Come into a large round pen (50-60 feet in diameter) or an arena with fence around it and gated ( a medium sized arena might prove best). Put a rope halter and lead rope (tied as reins or not, it doesn't matter) on your horse and begin to ride him. You need to let the horse go as fast as he wants, without trying to control his speed at all. You need to be able to sit out whatever the horse does and only influence his direction so he doesn't go somewhere dangerous that fast. It would probably be a good idea to warm the horse up in the round pen before you ride him so there is no bucking potential. Some horses will buck when first 'given their heads' totally. I absolutely guarantee your horse will want to stop eventually on his own. When you feel him finally looking to stop, just lift the rope and say "HO", or when he just finally stops on his own, give him a "good boy" and put him away. This is his big reward.

Do this process a few times and your horse will develop a nice easy stop. Then you can practice developing the lightest stop you can. Simply hunker down and back a little, close your legs (thighs to your knees closes the door to forward motion), lift the reins just the slightest bit (or not) and whisper "ho" (or not). Then you can begin to ride this horse without a bridle and just a neck rope. Consider the possibilities when we allow the horse to find things out for himself and actually allow him to learn by other than we trying to force the lesson on him, which is what 'control' does. Please do not attempt this is you do not feel qualified as a rider. Find someone who can and is willing to help. Once the initial 'stop' is found and rewarded, the horse will have learned it to a large degree and will respond to lightness in the stopping cue if the people riding the horse have a similar level of competence.
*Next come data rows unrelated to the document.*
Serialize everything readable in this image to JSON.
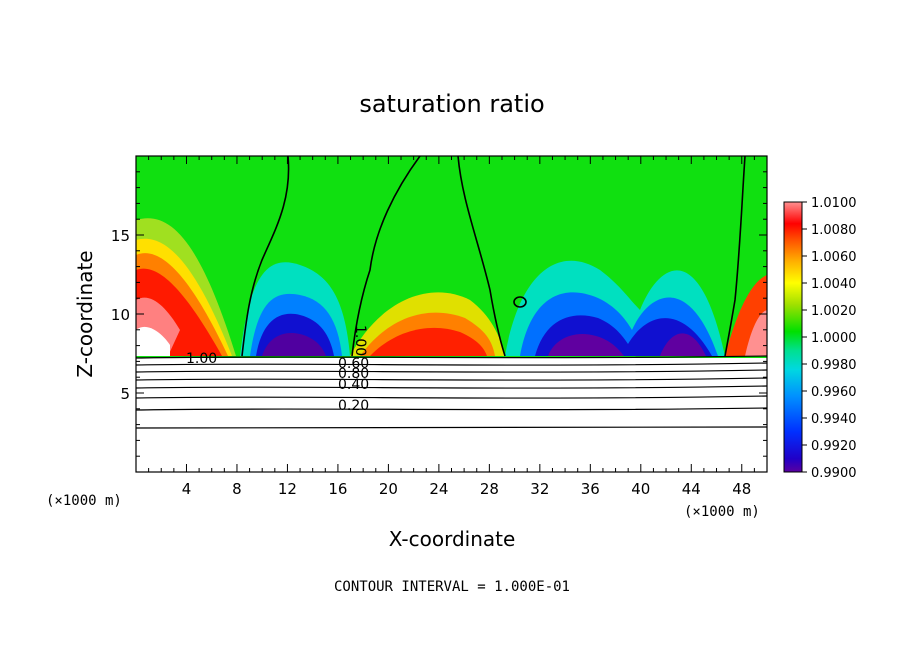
{
  "chart_data": {
    "type": "heatmap",
    "title": "saturation ratio",
    "xlabel": "X-coordinate",
    "ylabel": "Z-coordinate",
    "x_unit_left": "(×1000 m)",
    "x_unit_right": "(×1000 m)",
    "xlim": [
      0,
      50
    ],
    "ylim": [
      0,
      20
    ],
    "x_ticks": [
      4,
      8,
      12,
      16,
      20,
      24,
      28,
      32,
      36,
      40,
      44,
      48
    ],
    "x_tick_labels": [
      "4",
      "8",
      "12",
      "16",
      "20",
      "24",
      "28",
      "32",
      "36",
      "40",
      "44",
      "48"
    ],
    "y_ticks": [
      5,
      10,
      15
    ],
    "y_tick_labels": [
      "5",
      "10",
      "15"
    ],
    "colorbar": {
      "min": 0.99,
      "max": 1.01,
      "tick_labels": [
        "1.0100",
        "1.0080",
        "1.0060",
        "1.0040",
        "1.0020",
        "1.0000",
        "0.9980",
        "0.9960",
        "0.9940",
        "0.9920",
        "0.9900"
      ]
    },
    "contour_labels": [
      "1.00",
      "1.00",
      "0.60",
      "0.80",
      "0.40",
      "0.20"
    ],
    "footer": "CONTOUR INTERVAL = 1.000E-01",
    "grid": false,
    "legend": "colorbar-right"
  }
}
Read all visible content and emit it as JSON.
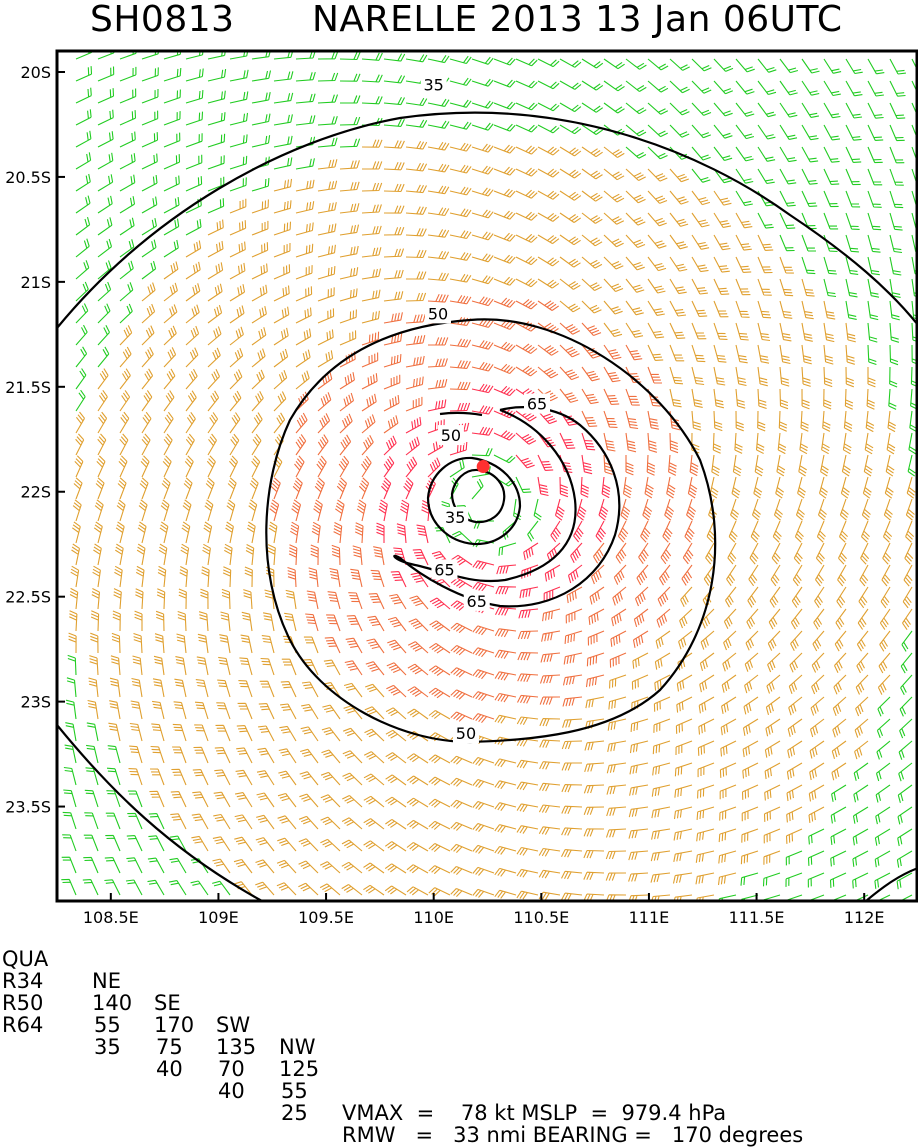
{
  "title": {
    "storm_id": "SH0813",
    "detail": "NARELLE 2013 13 Jan 06UTC"
  },
  "map": {
    "lat_ticks": [
      "20S",
      "20.5S",
      "21S",
      "21.5S",
      "22S",
      "22.5S",
      "23S",
      "23.5S"
    ],
    "lat_values": [
      -20,
      -20.5,
      -21,
      -21.5,
      -22,
      -22.5,
      -23,
      -23.5
    ],
    "lon_ticks": [
      "108.5E",
      "109E",
      "109.5E",
      "110E",
      "110.5E",
      "111E",
      "111.5E",
      "112E"
    ],
    "lon_values": [
      108.5,
      109,
      109.5,
      110,
      110.5,
      111,
      111.5,
      112
    ],
    "lon_range": [
      108.25,
      112.25
    ],
    "lat_range": [
      -19.9,
      -23.95
    ],
    "center": {
      "lon": 110.23,
      "lat": -21.88
    },
    "contour_labels": [
      {
        "text": "35",
        "lon": 110.0,
        "lat": -20.06
      },
      {
        "text": "50",
        "lon": 110.02,
        "lat": -21.15
      },
      {
        "text": "65",
        "lon": 110.48,
        "lat": -21.58
      },
      {
        "text": "50",
        "lon": 110.08,
        "lat": -21.73
      },
      {
        "text": "35",
        "lon": 110.1,
        "lat": -22.12
      },
      {
        "text": "65",
        "lon": 110.05,
        "lat": -22.37
      },
      {
        "text": "65",
        "lon": 110.2,
        "lat": -22.52
      },
      {
        "text": "50",
        "lon": 110.15,
        "lat": -23.15
      }
    ],
    "colors": {
      "below_34": "#22cc22",
      "r34_r50": "#e0a030",
      "r50_r64": "#f07040",
      "above_64": "#ff3050",
      "center": "#ff3030",
      "contour": "#000000"
    }
  },
  "stats": {
    "header": [
      "QUA",
      "NE",
      "SE",
      "SW",
      "NW"
    ],
    "rows": [
      {
        "label": "R34",
        "values": [
          "140",
          "170",
          "135",
          "125"
        ]
      },
      {
        "label": "R50",
        "values": [
          "55",
          "75",
          "70",
          "55"
        ]
      },
      {
        "label": "R64",
        "values": [
          "35",
          "40",
          "40",
          "25"
        ]
      }
    ],
    "vmax_line": "VMAX  =    78 kt MSLP  =  979.4 hPa",
    "rmw_line": "RMW   =   33 nmi BEARING =   170 degrees"
  }
}
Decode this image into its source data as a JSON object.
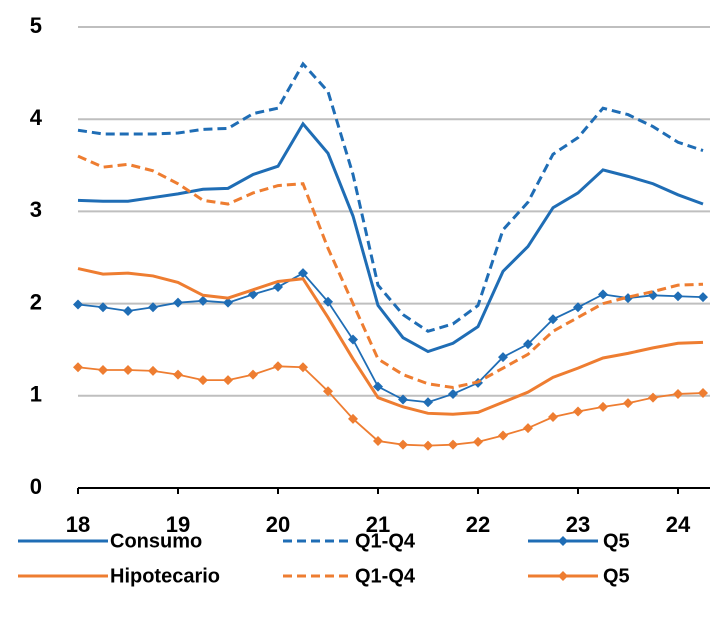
{
  "chart_data": {
    "type": "line",
    "x": [
      18,
      18.25,
      18.5,
      18.75,
      19,
      19.25,
      19.5,
      19.75,
      20,
      20.25,
      20.5,
      20.75,
      21,
      21.25,
      21.5,
      21.75,
      22,
      22.25,
      22.5,
      22.75,
      23,
      23.25,
      23.5,
      23.75,
      24,
      24.25
    ],
    "xlim": [
      18,
      24.32
    ],
    "xticks": [
      18,
      19,
      20,
      21,
      22,
      23,
      24
    ],
    "ylim": [
      0,
      5
    ],
    "yticks": [
      0,
      1,
      2,
      3,
      4,
      5
    ],
    "grid": true,
    "series": [
      {
        "name": "Consumo",
        "color": "#1f6db5",
        "style": "solid",
        "values": [
          3.12,
          3.11,
          3.11,
          3.15,
          3.19,
          3.24,
          3.25,
          3.4,
          3.49,
          3.95,
          3.63,
          2.95,
          1.98,
          1.63,
          1.48,
          1.57,
          1.75,
          2.35,
          2.62,
          3.04,
          3.2,
          3.45,
          3.38,
          3.3,
          3.18,
          3.08
        ]
      },
      {
        "name": "Q1-Q4",
        "color": "#1f6db5",
        "style": "dashed",
        "values": [
          3.88,
          3.84,
          3.84,
          3.84,
          3.85,
          3.89,
          3.9,
          4.06,
          4.12,
          4.6,
          4.3,
          3.4,
          2.2,
          1.88,
          1.7,
          1.78,
          1.98,
          2.8,
          3.1,
          3.62,
          3.8,
          4.12,
          4.05,
          3.92,
          3.75,
          3.66
        ]
      },
      {
        "name": "Q5",
        "color": "#1f6db5",
        "style": "marker",
        "values": [
          1.99,
          1.96,
          1.92,
          1.96,
          2.01,
          2.03,
          2.01,
          2.1,
          2.18,
          2.33,
          2.02,
          1.61,
          1.1,
          0.96,
          0.93,
          1.02,
          1.14,
          1.42,
          1.56,
          1.83,
          1.96,
          2.1,
          2.06,
          2.09,
          2.08,
          2.07
        ]
      },
      {
        "name": "Hipotecario",
        "color": "#ee7d31",
        "style": "solid",
        "values": [
          2.38,
          2.32,
          2.33,
          2.3,
          2.23,
          2.09,
          2.06,
          2.15,
          2.24,
          2.27,
          1.85,
          1.4,
          0.98,
          0.88,
          0.81,
          0.8,
          0.82,
          0.93,
          1.04,
          1.2,
          1.3,
          1.41,
          1.46,
          1.52,
          1.57,
          1.58
        ]
      },
      {
        "name": "Q1-Q4",
        "color": "#ee7d31",
        "style": "dashed",
        "values": [
          3.6,
          3.48,
          3.51,
          3.44,
          3.3,
          3.12,
          3.08,
          3.2,
          3.28,
          3.3,
          2.6,
          2.0,
          1.4,
          1.23,
          1.13,
          1.09,
          1.15,
          1.3,
          1.45,
          1.7,
          1.85,
          2.0,
          2.07,
          2.13,
          2.2,
          2.21
        ]
      },
      {
        "name": "Q5",
        "color": "#ee7d31",
        "style": "marker",
        "values": [
          1.31,
          1.28,
          1.28,
          1.27,
          1.23,
          1.17,
          1.17,
          1.23,
          1.32,
          1.31,
          1.05,
          0.75,
          0.51,
          0.47,
          0.46,
          0.47,
          0.5,
          0.57,
          0.65,
          0.77,
          0.83,
          0.88,
          0.92,
          0.98,
          1.02,
          1.03
        ]
      }
    ]
  }
}
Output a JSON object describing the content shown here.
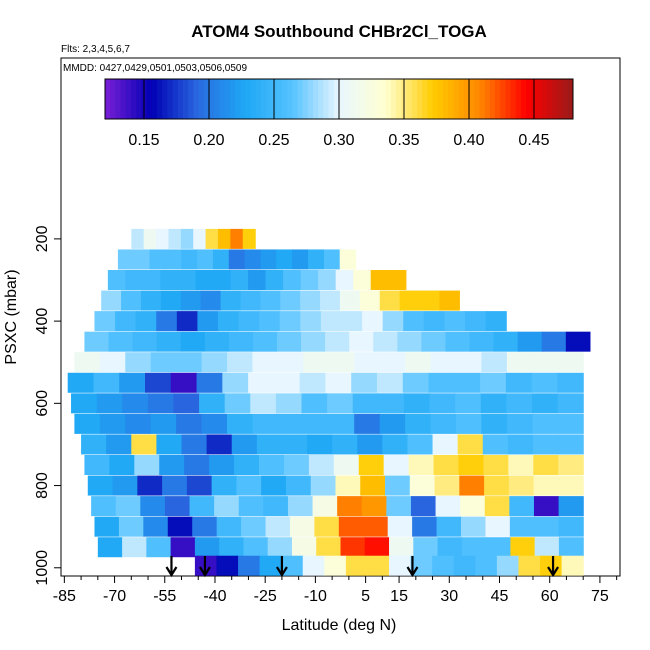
{
  "chart_data": {
    "type": "heatmap",
    "title": "ATOM4 Southbound CHBr2Cl_TOGA",
    "flights_label": "Flts: 2,3,4,5,6,7",
    "dates_label": "MMDD: 0427,0429,0501,0503,0506,0509",
    "xlabel": "Latitude (deg N)",
    "ylabel": "PSXC (mbar)",
    "x_ticks": [
      -85,
      -70,
      -55,
      -40,
      -25,
      -10,
      5,
      15,
      30,
      45,
      60,
      75
    ],
    "x_tick_labels": [
      "-85",
      "-70",
      "-55",
      "-40",
      "-25",
      "-10",
      "5",
      "15",
      "30",
      "45",
      "60",
      "75"
    ],
    "y_ticks": [
      200,
      400,
      600,
      800,
      1000
    ],
    "y_tick_labels": [
      "200",
      "400",
      "600",
      "800",
      "1000"
    ],
    "xlim": [
      -86,
      81
    ],
    "ylim": [
      1020,
      -240
    ],
    "colorbar": {
      "min": 0.12,
      "max": 0.48,
      "ticks": [
        0.15,
        0.2,
        0.25,
        0.3,
        0.35,
        0.4,
        0.45
      ],
      "tick_labels": [
        "0.15",
        "0.20",
        "0.25",
        "0.30",
        "0.35",
        "0.40",
        "0.45"
      ],
      "colors": [
        "#7a1fd6",
        "#0000b4",
        "#2a6be0",
        "#1ea8f5",
        "#55c2ff",
        "#e8f6ff",
        "#ffffd0",
        "#ffcc00",
        "#ff8800",
        "#ff0000",
        "#9a1a1a"
      ]
    },
    "arrow_latitudes": [
      -53,
      -43,
      -20,
      19,
      61
    ],
    "rows": [
      {
        "p": 200,
        "x0": -65,
        "x1": -28,
        "v": [
          0.29,
          0.31,
          0.3,
          0.29,
          0.28,
          0.3,
          0.36,
          0.38,
          0.41,
          0.37
        ]
      },
      {
        "p": 250,
        "x0": -69,
        "x1": 2,
        "v": [
          0.27,
          0.27,
          0.26,
          0.26,
          0.25,
          0.26,
          0.24,
          0.2,
          0.21,
          0.22,
          0.23,
          0.22,
          0.24,
          0.26,
          0.33
        ]
      },
      {
        "p": 300,
        "x0": -72,
        "x1": 17,
        "v": [
          0.26,
          0.25,
          0.25,
          0.24,
          0.24,
          0.23,
          0.23,
          0.24,
          0.22,
          0.24,
          0.26,
          0.27,
          0.28,
          0.3,
          0.33,
          0.38,
          0.38
        ]
      },
      {
        "p": 350,
        "x0": -74,
        "x1": 33,
        "v": [
          0.28,
          0.26,
          0.24,
          0.23,
          0.22,
          0.21,
          0.24,
          0.25,
          0.26,
          0.27,
          0.28,
          0.29,
          0.31,
          0.33,
          0.36,
          0.37,
          0.37,
          0.38
        ]
      },
      {
        "p": 400,
        "x0": -76,
        "x1": 47,
        "v": [
          0.27,
          0.25,
          0.24,
          0.2,
          0.17,
          0.22,
          0.24,
          0.25,
          0.26,
          0.27,
          0.28,
          0.29,
          0.29,
          0.3,
          0.28,
          0.26,
          0.25,
          0.26,
          0.25,
          0.24
        ]
      },
      {
        "p": 450,
        "x0": -79,
        "x1": 72,
        "v": [
          0.27,
          0.26,
          0.25,
          0.24,
          0.23,
          0.24,
          0.25,
          0.26,
          0.27,
          0.28,
          0.29,
          0.3,
          0.29,
          0.28,
          0.27,
          0.26,
          0.25,
          0.24,
          0.22,
          0.2,
          0.16
        ]
      },
      {
        "p": 500,
        "x0": -82,
        "x1": 70,
        "v": [
          0.31,
          0.3,
          0.28,
          0.27,
          0.27,
          0.28,
          0.29,
          0.3,
          0.3,
          0.31,
          0.31,
          0.3,
          0.3,
          0.31,
          0.3,
          0.3,
          0.29,
          0.31,
          0.31,
          0.31
        ]
      },
      {
        "p": 550,
        "x0": -84,
        "x1": 70,
        "v": [
          0.23,
          0.25,
          0.22,
          0.18,
          0.14,
          0.2,
          0.28,
          0.3,
          0.3,
          0.29,
          0.3,
          0.28,
          0.29,
          0.27,
          0.26,
          0.26,
          0.27,
          0.25,
          0.26,
          0.25
        ]
      },
      {
        "p": 600,
        "x0": -83,
        "x1": 70,
        "v": [
          0.23,
          0.22,
          0.21,
          0.2,
          0.19,
          0.24,
          0.27,
          0.29,
          0.28,
          0.26,
          0.27,
          0.25,
          0.25,
          0.24,
          0.25,
          0.26,
          0.24,
          0.25,
          0.24,
          0.25
        ]
      },
      {
        "p": 650,
        "x0": -82,
        "x1": 70,
        "v": [
          0.23,
          0.22,
          0.21,
          0.22,
          0.2,
          0.21,
          0.24,
          0.25,
          0.25,
          0.25,
          0.25,
          0.2,
          0.22,
          0.24,
          0.25,
          0.26,
          0.24,
          0.25,
          0.26,
          0.26
        ]
      },
      {
        "p": 700,
        "x0": -80,
        "x1": 70,
        "v": [
          0.24,
          0.22,
          0.36,
          0.23,
          0.2,
          0.17,
          0.22,
          0.24,
          0.24,
          0.23,
          0.24,
          0.22,
          0.24,
          0.26,
          0.3,
          0.36,
          0.26,
          0.25,
          0.26,
          0.26
        ]
      },
      {
        "p": 750,
        "x0": -79,
        "x1": 70,
        "v": [
          0.25,
          0.23,
          0.28,
          0.22,
          0.2,
          0.22,
          0.24,
          0.26,
          0.27,
          0.29,
          0.31,
          0.37,
          0.3,
          0.34,
          0.36,
          0.37,
          0.36,
          0.34,
          0.36,
          0.35
        ]
      },
      {
        "p": 800,
        "x0": -78,
        "x1": 70,
        "v": [
          0.23,
          0.22,
          0.17,
          0.2,
          0.18,
          0.24,
          0.26,
          0.23,
          0.25,
          0.28,
          0.34,
          0.38,
          0.27,
          0.33,
          0.35,
          0.41,
          0.36,
          0.35,
          0.34,
          0.34
        ]
      },
      {
        "p": 850,
        "x0": -77,
        "x1": 70,
        "v": [
          0.26,
          0.27,
          0.21,
          0.19,
          0.25,
          0.28,
          0.26,
          0.25,
          0.28,
          0.32,
          0.41,
          0.4,
          0.27,
          0.19,
          0.3,
          0.33,
          0.36,
          0.25,
          0.14,
          0.22
        ]
      },
      {
        "p": 900,
        "x0": -76,
        "x1": 70,
        "v": [
          0.23,
          0.27,
          0.21,
          0.16,
          0.2,
          0.25,
          0.27,
          0.29,
          0.32,
          0.36,
          0.42,
          0.42,
          0.3,
          0.2,
          0.25,
          0.28,
          0.3,
          0.26,
          0.26,
          0.25
        ]
      },
      {
        "p": 950,
        "x0": -75,
        "x1": 70,
        "v": [
          0.23,
          0.29,
          0.26,
          0.14,
          0.22,
          0.24,
          0.26,
          0.28,
          0.32,
          0.36,
          0.43,
          0.44,
          0.31,
          0.27,
          0.25,
          0.26,
          0.26,
          0.37,
          0.29,
          0.26
        ]
      },
      {
        "p": 995,
        "x0": -46,
        "x1": 70,
        "v": [
          0.14,
          0.16,
          0.2,
          0.23,
          0.26,
          0.3,
          0.33,
          0.36,
          0.36,
          0.3,
          0.27,
          0.26,
          0.25,
          0.26,
          0.28,
          0.36,
          0.37,
          0.34
        ]
      }
    ]
  }
}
With a mediocre rider who is pulling on the horse's mouth, the same thing will happen all over again and the lesson will have been wasted. Abuse/control only fosters fear and never confidence. Guidence and leadership develop trust, partnership, confidence and cooperation. The biggest problem to this whole process is if a human is willing and able to 'release control', let the horse find what the human wants it to do and then get rewarded. This is how we all learn the best (experientially).

I have said this is a very risky process and should not be undertaken by anybody other than a very experienced equestrian. There is a huge risk to a novice or intermediate rider. It is a very risky process, but is the one that really works the best and is the most efficient. Good luck and please keep me posted. BE CAREFUL!